New nuclear strategy


From The Marshall Islands Journal
February 4, 2005

 
By GIFF JOHNSON

Calling the US government’s response to RMI requests for more nuclear test compensation “old wine in a new bottle,” Rongelap attorney Howard Hills told the Journal that the report should not be the focus of the Marshall Islands as it prepares for important US Senate and House hearings.

The US-based Hills said that Congressional staffers have indicated to him the plan is to schedule hearings in the Congress in March or April this year.
“It would be a mistake to spend too much time and effort rebutting every point in the US departmental report,” Hills said.

That report, issued in early January to the Congress, said there is no legal basis for the RMI’s “changed circumstances” petition to the Congress seeking at least $3 billion in compensation. But Hills downplayed the importance of this negative “departmental-level” report, saying it reflects the views of “the same people we’ve been dealing with for 20 years.”

Getting that report done was a required step in the process to considering the RMI’s petition, “but it shouldn’t be the focus” of discussions with the Congress, he said.

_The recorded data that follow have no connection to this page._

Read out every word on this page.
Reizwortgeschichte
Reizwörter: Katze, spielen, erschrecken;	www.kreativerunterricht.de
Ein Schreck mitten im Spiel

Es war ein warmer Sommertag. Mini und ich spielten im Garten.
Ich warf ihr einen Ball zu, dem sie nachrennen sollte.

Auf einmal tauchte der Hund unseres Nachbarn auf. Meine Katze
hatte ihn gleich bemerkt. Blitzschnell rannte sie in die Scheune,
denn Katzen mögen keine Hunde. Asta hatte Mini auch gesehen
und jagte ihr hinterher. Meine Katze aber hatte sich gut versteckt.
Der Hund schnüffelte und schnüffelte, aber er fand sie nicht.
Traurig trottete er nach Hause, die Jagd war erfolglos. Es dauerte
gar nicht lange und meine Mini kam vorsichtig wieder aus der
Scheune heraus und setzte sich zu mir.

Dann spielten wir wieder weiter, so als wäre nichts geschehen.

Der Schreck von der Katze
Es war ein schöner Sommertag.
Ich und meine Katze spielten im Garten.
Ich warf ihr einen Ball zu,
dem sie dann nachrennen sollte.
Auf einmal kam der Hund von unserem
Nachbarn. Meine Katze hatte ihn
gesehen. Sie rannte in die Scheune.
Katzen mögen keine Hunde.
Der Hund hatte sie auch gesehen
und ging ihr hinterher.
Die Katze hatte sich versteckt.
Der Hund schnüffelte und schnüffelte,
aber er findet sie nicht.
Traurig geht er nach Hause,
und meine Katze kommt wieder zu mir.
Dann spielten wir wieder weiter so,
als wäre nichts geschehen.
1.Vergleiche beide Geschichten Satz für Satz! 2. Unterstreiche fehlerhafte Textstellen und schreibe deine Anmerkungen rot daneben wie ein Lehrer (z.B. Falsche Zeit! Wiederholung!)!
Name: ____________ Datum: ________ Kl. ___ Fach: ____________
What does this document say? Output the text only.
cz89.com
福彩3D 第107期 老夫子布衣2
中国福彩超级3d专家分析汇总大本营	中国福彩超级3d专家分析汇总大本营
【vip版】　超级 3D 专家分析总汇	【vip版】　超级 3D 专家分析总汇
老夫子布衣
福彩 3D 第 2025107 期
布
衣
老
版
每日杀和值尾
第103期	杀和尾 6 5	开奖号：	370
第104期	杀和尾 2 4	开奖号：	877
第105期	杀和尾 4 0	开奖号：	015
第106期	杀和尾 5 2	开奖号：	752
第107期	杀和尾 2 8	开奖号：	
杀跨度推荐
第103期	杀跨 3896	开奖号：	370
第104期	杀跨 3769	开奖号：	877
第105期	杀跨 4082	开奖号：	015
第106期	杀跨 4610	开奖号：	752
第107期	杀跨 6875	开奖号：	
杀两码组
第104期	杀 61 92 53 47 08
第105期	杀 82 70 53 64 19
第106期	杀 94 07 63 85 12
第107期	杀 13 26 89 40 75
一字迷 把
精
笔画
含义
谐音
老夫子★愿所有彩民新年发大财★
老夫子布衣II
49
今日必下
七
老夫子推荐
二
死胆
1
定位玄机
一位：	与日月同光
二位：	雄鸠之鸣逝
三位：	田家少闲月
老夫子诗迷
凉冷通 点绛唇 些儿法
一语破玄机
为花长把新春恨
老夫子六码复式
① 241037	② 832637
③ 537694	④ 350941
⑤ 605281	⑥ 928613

The upcoming hearings are a chance to address “how to fulfill the obligations on the part of the US Congress, the US and RMI governments” related to the US nuclear testing program, he said.

Essential to that is understanding the 177 compensation agreement in the first Compact, key points of which are ignored by the recently issued US government report, he said. The terms of the Compact settlement “included the ability of people to bring claims to the Nuclear Claims Tribunal and the changed circumstance provision allowing a petition to Congress for more compensation,” he said.

The real questions, Hills said, are whether the US Congress is prepared to consider and respond to the RMI petition, and do the awards of the Tribunal have political and legal standing with the US?

“I don’t see the hearings in Congress as a showdown,” he said. “They’re not a battle between Department of Energy and RMI scientists. That would be frustrating and self-defeating.”

The hearings should not even be looked at in terms of trying to get a quick appropriation of more money, he said.

The hearings are a chance to “give the US Congress the record to make an informed decision on the RMI petition by looking at the complete record,” Hills said. “It needs to be a cooperative effort so the US Congress has all the facts on the table.”

After that, the Congress will have to decide if it is going to do anything more politically under the 177 agreement, he said.

It is possible that whether it decides to provide more compensation or rejects the petition, final decisions could be left to US courts.
“The US Congress needs to make a legal and political judgment as to whether the compensation is adequate,” Hills said, adding that the RMI contends it was “manifestly inadequate.”

The Congress may decide that the courts are a better forum for evaluating the facts, science and law behind the RMI’s petition, he indicated. Nuclear claims were specifically exempted from a Compact provision that allows other rulings from RMI courts against the US to be submitted to US federal courts to validate, modify or reject. But the Congress could decide that the nuclear claims should be allowed to go to court as are other legal claims against the US.

Or if the US Congress rejects the petition, then the government and affected islands can look at the possibility of refiling claims in US courts, he said.
The point for the upcoming hearings, said Hills: “The focus should be less on money and more on the process at this stage” in order to advance the interests of all affected islands and the RMI government.